No final, a ansiedade relacionada ao ingresso no mercado de trabalho e à vida adulta independente tende a aumentar. Além disso, muitos concluem a graduação com dívidas de financiamento estudantil, o que representa mais um fator de estresse.
De acordo com a especialista, pequenas mudanças podem ajudar:
💤manter uma rotina minimamente organizada de sono, alimentação e estudo
🙌 cultivar vínculos sociais de qualidade
🎲reservar tempo para lazer e atividade física
🧑⚕️procurar apoio psicológico quando sentir necessidade
"Reconhecer que pedir ajuda não é sinal de fraqueza, mas, sim, de cuidado consigo mesmo.

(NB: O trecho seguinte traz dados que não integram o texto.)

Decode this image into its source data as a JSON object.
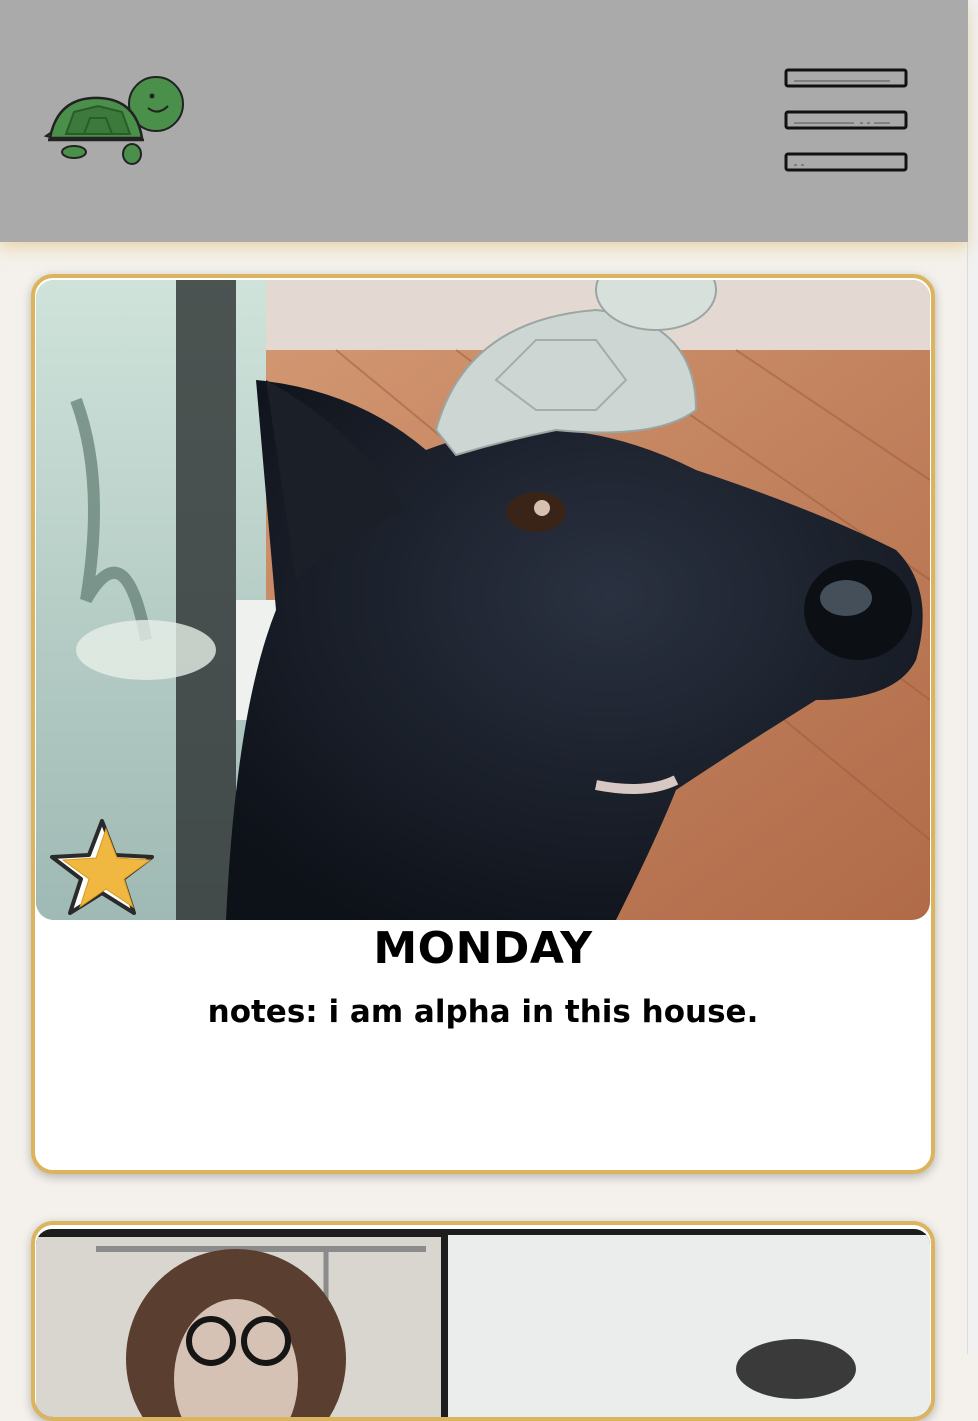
{
  "header": {
    "logo_icon": "turtle-icon",
    "menu_icon": "hamburger-menu-icon",
    "background": "#aaaaaa"
  },
  "cards": [
    {
      "day": "MONDAY",
      "notes": "notes: i am alpha in this house.",
      "favorite_icon": "star-icon",
      "photo_icon": "dog-photo"
    },
    {
      "photo_icon": "video-call-photo"
    }
  ],
  "colors": {
    "accent_border": "#dcb45e",
    "star_fill": "#f0b840"
  }
}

Pode fazer toda a diferença para atravessar esse período com mais saúde", concluiu a doutora.
Prevenção
Os pesquisadores defendem que políticas públicas voltadas para a promoção de hábitos saudáveis podem ser essenciais para prevenir transtornos mentais entre universitários.
“Temos observado que boa parte dos transtornos mentais que esses jovens vão enfrentar acontecem justamente nesse período. A gente quer entender o que acontece e se a exposição a essas alterações do estilo de vida influenciam de alguma forma esses sintomas de transtorno mental”
Além do professor Matias, fazem parte da pesquisa, pela UFSC, os acadêmicos Tuane Sarmento, Renato Claudino e Jhonatan Wélington Pereira Gaia.